As this was a very unusual film, we decided not to communicate on it: a total blackout. Three months before the selection for the Cannes Festival, we released information to only 2 prestigious publications, the New York Times and Telerama, where we appeared on the cover. Despite the very strong impact and requests for interviews, we resisted the temptation and remained in control of our communication. The aim was to create expectation, interest, and mystery around Persepolis. In Cannes we continued this strategy. As we knew we had a film that stood out on its own, we arranged a single showing at 4 pm, which is really not usual practice. The idea was to create a «buzz» around the film. Moreover, we were fortunately not mistaken, as the film was applauded for 25 minutes at the end of the projection, and became a true event.

And you continued your communication in an original manner?
We asked ourselves the question, looking at the core of our target audience. On the one hand these were people who had already read Persepolis the illustrated book and on the other, the internauts who gave life to the film via Myspace, by creating a "buzz" on the Internet. The day following the Cannes showing, we organised previews in many French towns, inviting the most active booksellers, readers and Net surfers. And word of mouth did the rest.

What was your international strategy?
Everything began at Cannes 2006. We succeeded in making a presale to the American studio Sony Classics, uniquely on the basis of the scenario, which is extremely rare. When other potential buyers knew of this, we had many demands, but we arranged to rendezvous with them at Cannes the following year, 2007. I hardly dare imagine the situation if we had not been selected for the Festival. The whole strategy rested on that. And it worked; 24 hours after the 2007 Cannes showing, we had sold the rights for the entire world.

How did the actual film-making take place?
We decided to do all of it in Paris; from A to Z, creation was at Je suis Bien Content, our little studio, where we had to put a larger structure in place. The tendency is to de-localize animation work; we did the opposite. We recruited and trained talented people leaving colleges and schools of fine arts…

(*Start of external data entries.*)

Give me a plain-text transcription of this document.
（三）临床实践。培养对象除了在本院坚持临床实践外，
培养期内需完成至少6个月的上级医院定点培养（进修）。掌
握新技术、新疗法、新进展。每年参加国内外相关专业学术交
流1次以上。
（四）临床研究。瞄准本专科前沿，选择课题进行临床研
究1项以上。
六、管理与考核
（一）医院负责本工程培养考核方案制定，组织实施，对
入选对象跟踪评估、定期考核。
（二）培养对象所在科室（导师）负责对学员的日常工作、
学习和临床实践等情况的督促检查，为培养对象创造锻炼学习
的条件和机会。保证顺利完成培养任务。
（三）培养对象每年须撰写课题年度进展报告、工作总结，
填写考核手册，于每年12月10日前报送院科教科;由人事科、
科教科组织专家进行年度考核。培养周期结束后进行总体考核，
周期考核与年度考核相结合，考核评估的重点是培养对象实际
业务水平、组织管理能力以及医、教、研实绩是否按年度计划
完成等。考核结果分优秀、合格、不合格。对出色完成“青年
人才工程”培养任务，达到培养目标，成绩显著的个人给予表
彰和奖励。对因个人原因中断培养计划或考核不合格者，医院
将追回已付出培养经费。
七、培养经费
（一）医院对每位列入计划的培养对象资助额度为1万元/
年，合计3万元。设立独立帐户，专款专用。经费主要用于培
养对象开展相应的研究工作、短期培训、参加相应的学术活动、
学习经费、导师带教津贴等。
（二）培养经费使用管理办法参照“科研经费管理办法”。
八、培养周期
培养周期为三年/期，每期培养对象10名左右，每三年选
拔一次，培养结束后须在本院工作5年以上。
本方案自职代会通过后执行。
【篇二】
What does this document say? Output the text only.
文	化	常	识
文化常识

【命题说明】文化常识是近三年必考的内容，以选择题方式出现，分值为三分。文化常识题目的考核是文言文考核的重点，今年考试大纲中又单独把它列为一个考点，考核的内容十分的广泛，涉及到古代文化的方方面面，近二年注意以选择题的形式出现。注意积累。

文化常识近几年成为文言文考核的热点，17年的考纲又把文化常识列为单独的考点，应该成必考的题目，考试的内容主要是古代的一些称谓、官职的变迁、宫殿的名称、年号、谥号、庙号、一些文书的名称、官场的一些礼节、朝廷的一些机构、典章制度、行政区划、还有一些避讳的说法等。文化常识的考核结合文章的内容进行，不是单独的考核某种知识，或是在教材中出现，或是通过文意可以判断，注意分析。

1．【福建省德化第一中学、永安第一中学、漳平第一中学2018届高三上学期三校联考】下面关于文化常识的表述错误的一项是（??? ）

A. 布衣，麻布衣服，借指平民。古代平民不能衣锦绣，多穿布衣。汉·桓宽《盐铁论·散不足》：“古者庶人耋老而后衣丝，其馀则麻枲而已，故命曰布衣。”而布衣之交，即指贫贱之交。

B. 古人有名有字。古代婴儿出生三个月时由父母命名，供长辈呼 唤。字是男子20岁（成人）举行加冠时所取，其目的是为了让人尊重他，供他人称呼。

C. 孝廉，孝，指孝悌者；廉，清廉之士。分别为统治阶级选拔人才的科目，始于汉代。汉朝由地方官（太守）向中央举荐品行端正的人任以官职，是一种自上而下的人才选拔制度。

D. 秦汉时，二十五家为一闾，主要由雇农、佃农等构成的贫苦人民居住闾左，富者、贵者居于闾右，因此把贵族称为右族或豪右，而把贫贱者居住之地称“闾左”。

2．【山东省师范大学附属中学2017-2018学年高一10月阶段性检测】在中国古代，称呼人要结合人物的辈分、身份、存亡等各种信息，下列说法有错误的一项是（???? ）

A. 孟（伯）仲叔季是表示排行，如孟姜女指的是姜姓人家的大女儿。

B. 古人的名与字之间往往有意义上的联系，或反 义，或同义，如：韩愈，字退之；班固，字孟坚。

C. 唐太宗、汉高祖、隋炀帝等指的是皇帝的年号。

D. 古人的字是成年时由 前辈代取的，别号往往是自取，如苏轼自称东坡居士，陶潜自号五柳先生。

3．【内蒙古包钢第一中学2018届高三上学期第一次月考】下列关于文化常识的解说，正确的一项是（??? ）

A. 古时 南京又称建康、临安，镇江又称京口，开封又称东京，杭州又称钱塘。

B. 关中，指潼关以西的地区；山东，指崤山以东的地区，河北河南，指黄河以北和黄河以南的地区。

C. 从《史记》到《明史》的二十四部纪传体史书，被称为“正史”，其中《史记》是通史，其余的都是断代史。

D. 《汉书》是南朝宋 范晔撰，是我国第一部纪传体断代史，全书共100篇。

We set out to make an animation film, but it was completely envisaged as a film of fiction. Therefore we shunned all the stereotypes of animation; the work of montage was essential to give the film its rhythm. Our film had many dialogues and was quite static. We got the dynamic back into the script with atypical cutting for a film of animation, with characters speaking off, with cuts in mid-sentence…

What was your option for the animation technique?
We immediately put aside the "cartoon" style, which was out of the question, we did not want deformation of features, and obviously we went towards a realistic animation, but graphically very stylised. A great deal of work went into research on the movement of the characters, as well as the finalisation of the images. We tried several animation techniques, 3D, 2D on a graphics palette, but we were not convinced we had complete control of the characters and their appearance; therefore we opted for traditional 2D. We could treat the image very strongly on a hierarchical basis, with characters in strongly contrasted black and white, with decors more in greys and texture.

In what way was Marjane Satrapi involved?
She was there all the time. This permitted us to make decisions rapidly and efficiently. Marjane did not know the animation profession, but she immersed herself totally in the making of the film, with the energy and concentration we expected of her. It is she who created the 600 characters; she made an absolute point of maintaining the authenticity of the characters, with a true respect for the people she had known.

You succeeded in bringing together an impressive voice casting...
To us, it is a source of pride to have voices such as Catherine Deneuve, Chiara Mastroianni, Danielle Darrieux and Gabrielle Lopez. Given the reactions we had to this aspect of the film, we realised that we were not mistaken!